Que un clavo saca otro clavo era la afirmación más absurda
que había escuchado desde: las galletas oreos son cancerígenas. Para empezar
porque si un clavo sacase otro clavo, la herida al intentar quitar el primero
se haría más grande y ni media tonelada de alcohol podría hacer que no se
infectase. Luego esta, claro, el hecho de que los clavos pueden ser diferentes,
ser más grandes, más pequeños, más feos o bonitos… y muchas veces no sirve para
reemplazar al que estamos deseando expulsar de donde sea que lo tengamos
clavado. Que, por cierto, suele ser en el
corazón.
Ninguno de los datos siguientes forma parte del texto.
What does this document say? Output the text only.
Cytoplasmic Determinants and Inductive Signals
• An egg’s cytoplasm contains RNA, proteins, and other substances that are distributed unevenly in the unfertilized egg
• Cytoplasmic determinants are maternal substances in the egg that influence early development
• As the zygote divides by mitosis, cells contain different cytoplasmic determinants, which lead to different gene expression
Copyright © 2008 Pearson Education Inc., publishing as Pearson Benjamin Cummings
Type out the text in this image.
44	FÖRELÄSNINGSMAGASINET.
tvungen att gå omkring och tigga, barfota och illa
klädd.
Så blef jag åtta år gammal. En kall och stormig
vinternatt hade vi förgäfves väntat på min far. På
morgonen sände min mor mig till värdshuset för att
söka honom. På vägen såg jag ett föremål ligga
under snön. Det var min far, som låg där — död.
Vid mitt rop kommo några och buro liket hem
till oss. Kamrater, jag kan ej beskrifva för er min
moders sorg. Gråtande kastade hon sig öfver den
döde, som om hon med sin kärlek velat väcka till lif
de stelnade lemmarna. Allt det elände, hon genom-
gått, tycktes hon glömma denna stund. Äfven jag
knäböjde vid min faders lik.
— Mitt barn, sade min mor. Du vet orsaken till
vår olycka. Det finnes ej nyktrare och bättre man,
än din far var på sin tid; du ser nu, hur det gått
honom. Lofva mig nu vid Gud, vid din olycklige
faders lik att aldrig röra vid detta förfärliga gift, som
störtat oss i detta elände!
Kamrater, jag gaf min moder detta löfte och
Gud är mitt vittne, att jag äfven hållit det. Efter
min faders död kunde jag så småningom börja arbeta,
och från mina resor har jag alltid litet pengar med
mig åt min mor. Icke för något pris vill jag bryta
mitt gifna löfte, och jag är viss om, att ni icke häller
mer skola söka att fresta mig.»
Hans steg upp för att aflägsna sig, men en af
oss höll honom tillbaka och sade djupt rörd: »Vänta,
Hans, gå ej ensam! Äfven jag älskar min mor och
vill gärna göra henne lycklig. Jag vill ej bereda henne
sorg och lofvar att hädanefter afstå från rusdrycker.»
Y claro, llegan las comparaciones o los enfados al ver que ese clavo
que tu pensaste que conseguiría expulsar al otro solo ha hecho que esté más
presente que nunca. Y ahora tienes dos problemas: deshacerte del clavo que tanto
odias y que arrancarías si pudieras incluso con tus propias manos y el nuevo
clavo que no sabes ni siquiera para qué está ahí si su función principal no ha
sabido cumplirla. ¿Qué el tema del que estoy hablando es raro? Sí, al igual que
sé que estoy en lo cierto. Tú fuiste mi clavo durante, tal vez, demasiado
tiempo. Eras un clavo que ardía, escocía. Porque eras como las quemaduras que
arrasan la piel y te dejan cicatriz para toda la vida, que duelen más después
que durante su creación. Que hace que te palpite la piel buscando algo que
consiga borrar el dolor, aunque sea mínimamente. ¿Qué un clavo saca otro clavo?
No, que va. Es más eficaz hacerlo a mi manera: a martillazos.